|THIS WEEK IN HEALTHCARE
What happened in healthcare this week—and what we think about it.
“Every Day Low Prices”—coming to healthcare?
The dizzying pace of deal activity in healthcare continued this week, as the Wall Street Journal reported that giant retailer Walmart is in talks about a partnership with—and perhaps an acquisition of—the insurance company Humana. The news comes on the heels of CVS Health’s planned acquisition of Aetna, and in the midst of Humana’s own pursuit of an ownership stake in the postacute provider Kindred Healthcare. Walmart has long been interested in the healthcare space, with a major retail pharmacy operation of its own, primary care clinics in a handful of its stores, and ongoing partnerships with health systems around the country.
The Walmart-Humana combination would create a major new force in the healthcare, with the potential to disrupt insurance, physician practice, hospital referral patterns, and much more. As the largest private employer in America, Walmart could reap a double reward by developing the ability to manage healthcare costs—both for its customers and its employees. Humana would gain a massive distribution channel for its Medicare Advantage plans, and a low-cost clinic and pharmacy platform for its senior enrollees. Longer term, the company could develop a range of low-cost insurance products and care networks sold directly to consumers in Walmart stores. To give a sense of the magnitude of disruption Walmart could bring to bear, their pilot in-store clinics offer basic primary care to their own employees at $4/visit, and to shoppers at $40/visit. The sheer size of Walmart makes the deal a game-changer, and if successful the deal could have lasting consequences for the way US healthcare is organized.

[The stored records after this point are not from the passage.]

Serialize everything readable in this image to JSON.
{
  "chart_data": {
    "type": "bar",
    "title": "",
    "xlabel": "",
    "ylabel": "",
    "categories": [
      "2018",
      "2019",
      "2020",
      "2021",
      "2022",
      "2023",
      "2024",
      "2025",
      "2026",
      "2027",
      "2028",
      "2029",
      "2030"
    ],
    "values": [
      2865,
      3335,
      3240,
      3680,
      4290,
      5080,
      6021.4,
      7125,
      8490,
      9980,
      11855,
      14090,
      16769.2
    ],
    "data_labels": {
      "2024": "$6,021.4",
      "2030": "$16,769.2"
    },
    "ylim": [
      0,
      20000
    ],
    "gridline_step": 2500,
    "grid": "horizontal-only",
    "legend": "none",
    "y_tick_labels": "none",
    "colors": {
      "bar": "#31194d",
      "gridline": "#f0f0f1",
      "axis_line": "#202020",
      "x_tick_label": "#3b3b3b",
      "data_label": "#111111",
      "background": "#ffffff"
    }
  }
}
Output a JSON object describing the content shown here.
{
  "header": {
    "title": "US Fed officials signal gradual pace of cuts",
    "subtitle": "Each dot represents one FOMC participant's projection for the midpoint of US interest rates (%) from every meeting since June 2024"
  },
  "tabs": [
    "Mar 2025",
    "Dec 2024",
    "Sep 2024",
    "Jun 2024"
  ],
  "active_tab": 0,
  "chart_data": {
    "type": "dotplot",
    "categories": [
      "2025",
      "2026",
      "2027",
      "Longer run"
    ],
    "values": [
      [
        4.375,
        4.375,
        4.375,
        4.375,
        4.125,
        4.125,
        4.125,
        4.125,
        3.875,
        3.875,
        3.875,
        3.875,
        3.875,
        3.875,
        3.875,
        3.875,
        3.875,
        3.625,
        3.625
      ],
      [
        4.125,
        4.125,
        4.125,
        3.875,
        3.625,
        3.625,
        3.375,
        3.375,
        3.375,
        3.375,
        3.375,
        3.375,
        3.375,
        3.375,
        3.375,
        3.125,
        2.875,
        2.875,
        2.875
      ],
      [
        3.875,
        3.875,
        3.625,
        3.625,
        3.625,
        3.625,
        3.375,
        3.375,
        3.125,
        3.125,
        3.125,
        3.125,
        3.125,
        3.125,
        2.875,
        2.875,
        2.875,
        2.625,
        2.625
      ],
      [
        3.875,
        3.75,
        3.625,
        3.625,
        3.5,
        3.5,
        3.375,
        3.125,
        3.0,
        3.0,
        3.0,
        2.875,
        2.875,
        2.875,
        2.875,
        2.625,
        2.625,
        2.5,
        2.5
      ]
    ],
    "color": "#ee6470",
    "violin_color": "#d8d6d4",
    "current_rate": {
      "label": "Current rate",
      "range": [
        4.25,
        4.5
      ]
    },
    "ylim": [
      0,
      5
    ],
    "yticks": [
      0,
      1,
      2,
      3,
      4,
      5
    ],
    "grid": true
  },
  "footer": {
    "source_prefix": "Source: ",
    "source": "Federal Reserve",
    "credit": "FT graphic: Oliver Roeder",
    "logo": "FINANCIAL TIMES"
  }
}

Pressing pause on a major health system merger
In other deal-related news, the national Catholic health system Ascension has reportedly decided to put its plans to merge with Providence St. Joseph Health on hold. The deal would have created the largest hospital company in the US, with nearly $46B in revenue and more than 190 hospitals in 27 states. Earlier, reporting on corporate operating performance, Ascension executives signaled a shift in focus away from further investment in hospital assets, amid concerns about cost pressures and changing patient utilization. Other major, multi-state hospital system mergers are still underway, with more expected to come. While details on the decision to postpone or cancel the Ascension-Providence deal were not forthcoming, the announcement highlights a concern that we’ve heard from a number of executives involved in these mega-mergers. Negotiating and concluding a deal of this kind is a major undertaking, and the post-merger integration work can be extraordinarily complex and take years to complete. Health systems considering mergers of this magnitude are weighing the potential value created by such deals against the imperative to maintain intense focus on operating performance in a turbulent marketplace—raising the bar for entering into any new combination.
The cabinet reshuffle hits the Veterans’ Administration
President Trump fired his Secretary of Veterans Affairs, David J. Shulkin this week after weeks of rumors and speculation about whether and when the firing might come. Shulkin ultimately learned of his fate on Twitter, as have a number of other senior Administration officials who’ve been let go recently in the ongoing shake-up by the White House. But Shulkin, a physician who came to the VA during the Obama years after a long career in hospital administration, did not go quietly. In a sharply-worded piece in the New York Times, Shulkin asserted that he was fired because of his opposition to privatizing healthcare for veterans, a policy priority of many on the right. The VA is a massive, highly-specialized part of our larger healthcare system—one that has suffered from mis-management and under-investment for years, even as demands on the system have grown. Fixing veterans’ healthcare deserves the attention of our best and brightest health system leaders, and the loss of a leader like Dr. Shulkin is an unfortunate step in the wrong direction.